Salma Husain in The Emperor’s Table notes that Mughal emperors were served food in utensils made of ruby, turquoise and jade, because these precious stones detected poison immediately by changing colour. In the Ain-e-Akbari, Abul Fazl records that great precaution was taken to prevent poisoning. The master of the kitchen (Mir Bakawal), an officer of the rank of 600 horses, made a list of vessels and dishes, and stamped it with his personal seal before sending them to the harem where the emperor usually dined. Guarded by mace bearers, the master of the kitchen along with the cooks and the servants carried the dishes to the emperor’s table.
Some poisons like arsenic do not have a strong taste and are easy to camouflage through the use of garlic or lemon in the food.
But food can free you to be who you want to be. ‘Eat, drink and make merry, for tomorrow we die!
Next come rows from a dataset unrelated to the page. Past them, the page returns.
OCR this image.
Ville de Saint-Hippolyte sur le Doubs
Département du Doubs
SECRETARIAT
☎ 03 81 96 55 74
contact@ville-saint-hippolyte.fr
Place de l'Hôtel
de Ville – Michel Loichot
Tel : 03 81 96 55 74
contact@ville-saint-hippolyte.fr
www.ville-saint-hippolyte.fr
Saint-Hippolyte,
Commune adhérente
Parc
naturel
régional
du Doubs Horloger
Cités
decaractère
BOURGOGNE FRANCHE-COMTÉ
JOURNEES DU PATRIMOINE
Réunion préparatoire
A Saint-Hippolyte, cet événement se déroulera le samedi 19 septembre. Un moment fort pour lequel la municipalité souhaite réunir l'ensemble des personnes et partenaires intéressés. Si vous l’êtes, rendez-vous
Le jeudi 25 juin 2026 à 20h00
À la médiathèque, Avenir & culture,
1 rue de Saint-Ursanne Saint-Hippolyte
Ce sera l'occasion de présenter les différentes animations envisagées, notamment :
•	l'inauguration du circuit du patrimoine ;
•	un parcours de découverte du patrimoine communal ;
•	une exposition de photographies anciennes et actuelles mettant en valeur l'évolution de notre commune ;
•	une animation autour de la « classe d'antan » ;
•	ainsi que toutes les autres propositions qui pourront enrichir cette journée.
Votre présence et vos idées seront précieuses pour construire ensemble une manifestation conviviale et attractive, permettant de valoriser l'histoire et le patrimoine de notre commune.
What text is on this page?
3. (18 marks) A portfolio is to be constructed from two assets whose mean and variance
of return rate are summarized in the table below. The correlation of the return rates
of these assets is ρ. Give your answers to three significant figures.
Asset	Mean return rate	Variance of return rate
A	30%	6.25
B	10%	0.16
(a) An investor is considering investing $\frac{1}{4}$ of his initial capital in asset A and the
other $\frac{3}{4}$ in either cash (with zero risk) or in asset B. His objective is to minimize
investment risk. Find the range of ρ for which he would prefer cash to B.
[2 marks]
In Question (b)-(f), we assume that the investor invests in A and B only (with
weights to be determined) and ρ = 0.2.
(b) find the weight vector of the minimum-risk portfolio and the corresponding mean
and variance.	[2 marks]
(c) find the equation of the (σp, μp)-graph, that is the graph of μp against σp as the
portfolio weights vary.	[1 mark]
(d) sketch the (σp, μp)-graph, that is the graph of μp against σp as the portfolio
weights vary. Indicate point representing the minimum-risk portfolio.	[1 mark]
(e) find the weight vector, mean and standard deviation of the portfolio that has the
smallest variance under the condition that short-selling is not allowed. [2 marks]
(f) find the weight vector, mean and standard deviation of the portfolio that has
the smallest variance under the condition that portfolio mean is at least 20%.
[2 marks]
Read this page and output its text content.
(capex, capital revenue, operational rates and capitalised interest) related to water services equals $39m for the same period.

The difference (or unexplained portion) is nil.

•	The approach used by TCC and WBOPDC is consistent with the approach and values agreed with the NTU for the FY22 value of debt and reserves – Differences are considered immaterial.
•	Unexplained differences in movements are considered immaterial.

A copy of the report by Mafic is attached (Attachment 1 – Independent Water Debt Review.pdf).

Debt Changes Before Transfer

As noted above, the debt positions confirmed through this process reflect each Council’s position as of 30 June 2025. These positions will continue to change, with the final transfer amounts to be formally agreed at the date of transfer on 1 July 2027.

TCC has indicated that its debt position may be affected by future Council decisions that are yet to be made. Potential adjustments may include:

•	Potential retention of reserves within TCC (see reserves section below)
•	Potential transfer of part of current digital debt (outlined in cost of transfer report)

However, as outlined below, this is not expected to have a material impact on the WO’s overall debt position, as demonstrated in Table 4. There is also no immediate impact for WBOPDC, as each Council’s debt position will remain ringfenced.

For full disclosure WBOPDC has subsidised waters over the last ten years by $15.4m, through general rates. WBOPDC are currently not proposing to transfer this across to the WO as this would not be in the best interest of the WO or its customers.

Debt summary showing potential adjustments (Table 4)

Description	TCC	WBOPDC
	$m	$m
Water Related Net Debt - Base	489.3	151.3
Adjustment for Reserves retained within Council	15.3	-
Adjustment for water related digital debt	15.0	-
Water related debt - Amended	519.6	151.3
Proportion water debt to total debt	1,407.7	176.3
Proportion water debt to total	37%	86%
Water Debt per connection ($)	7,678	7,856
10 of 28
There has been a democratisation of fine dining in India. With eager palates and with a bloodhound-like ability to sniff out ‘happening places’, these are the new tribe of food lovers, mostly middle class. Scintillating conversations with and between regional Indian cuisines are occurring online, and not only in the restaurant spaces. Created, curated and written by housewives and food enthusiasts who hobnob in the aether with the more corporate entities like a Sanjeev Kapoor and a Tarla Dalal, these blogs bubble with revelations from the kitchens of Shah Jahan, Asaf Jahi cuisine, Saraswat food, Benaras ki Rasoi and so on.
Food can be the source of much pleasure.
But too much rich food can cage you in a diseased body.
Food can give you a place to belong, or it can cage you into a place you don’t want to be.
Food can be a source of exploring your individual freedom, or it can make you curtail others’ freedom.
How you engage with food is up to you. What will you choose— to be caged and cage others or to be set free and free others?